Why, oh why did Gotham have to take a three-month hiatus in the middle of its season? It ultimately slowed a lot of its momentum, and no character's arc suffered more than Lee Thompkins', whose anger and grief about the death of her new husband, Mario, had calcified into complete and utter disdain and hatred for Jim Gordon by the time the show returned. But when Lee injects herself with Alice Tetch's blood, it takes what should be a big moment and makes it feel a little forced. Because so much time passed since Mario was killed, it feels like, by Gotham standards, that Lee should probably be over watching her new spouse be shot by her ex-boyfriend.

It feels especially odd to have Jervis Tetch return to reminisce about the days before Mario was killed, when it seemed like Jim and Lee might reconnect, and Valerie Vale hadn't been the victim of the Mad Hatter yet. Ultimately, Lee's takeaway from that exchange is that somehow, she's at fault for Jervis infecting Mario, because she was still in love with Jim, and Jervis wanted to turn her love into hate. I know this is a borderline-absurd comic book drama, but it's still kind of a weird, victim-blaming accusation, even for a villain to make. And it's because of that advice that Lee infects herself.

As demonstrated by the return of Captain Barnes, the Alice Tetch virus is extremely deadly and contagious... unless a main character has it, probably. It's communicated when someone comes into contact with an infected person's blood, but it's been effectively weaponized by Hugo Strange and will be set off around the city unless Jim can stop the Court of Owls. And while the characters-of-the-week who were infected by the virus have become generally zombie-like, mindlessly biting and scratching people, Barnes has become an executioner stalking Gotham City's criminals. Mario, briefly, became murderous and wanted to kill Jim and Lee because he suspected she was still in love with him.
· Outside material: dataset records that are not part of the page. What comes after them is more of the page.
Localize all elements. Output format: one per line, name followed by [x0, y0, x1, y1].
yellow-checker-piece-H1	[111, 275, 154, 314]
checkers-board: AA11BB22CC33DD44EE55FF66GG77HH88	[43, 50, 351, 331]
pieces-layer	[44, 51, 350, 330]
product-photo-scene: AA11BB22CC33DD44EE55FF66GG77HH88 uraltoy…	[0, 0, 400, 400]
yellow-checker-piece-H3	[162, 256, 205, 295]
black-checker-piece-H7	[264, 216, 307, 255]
Lee also hates Jim and she has a fair amount of slow-burning aggression building up. But she's not a law-and-order type — she's a doctor and medical examiner. Perhaps her virus-infected self will become obsessed with killing Jim like everyone else. Or maybe she'll become smart enough to discover a cure and stop the Court (and Jim's extralegal pursuit of the Court) once and for all.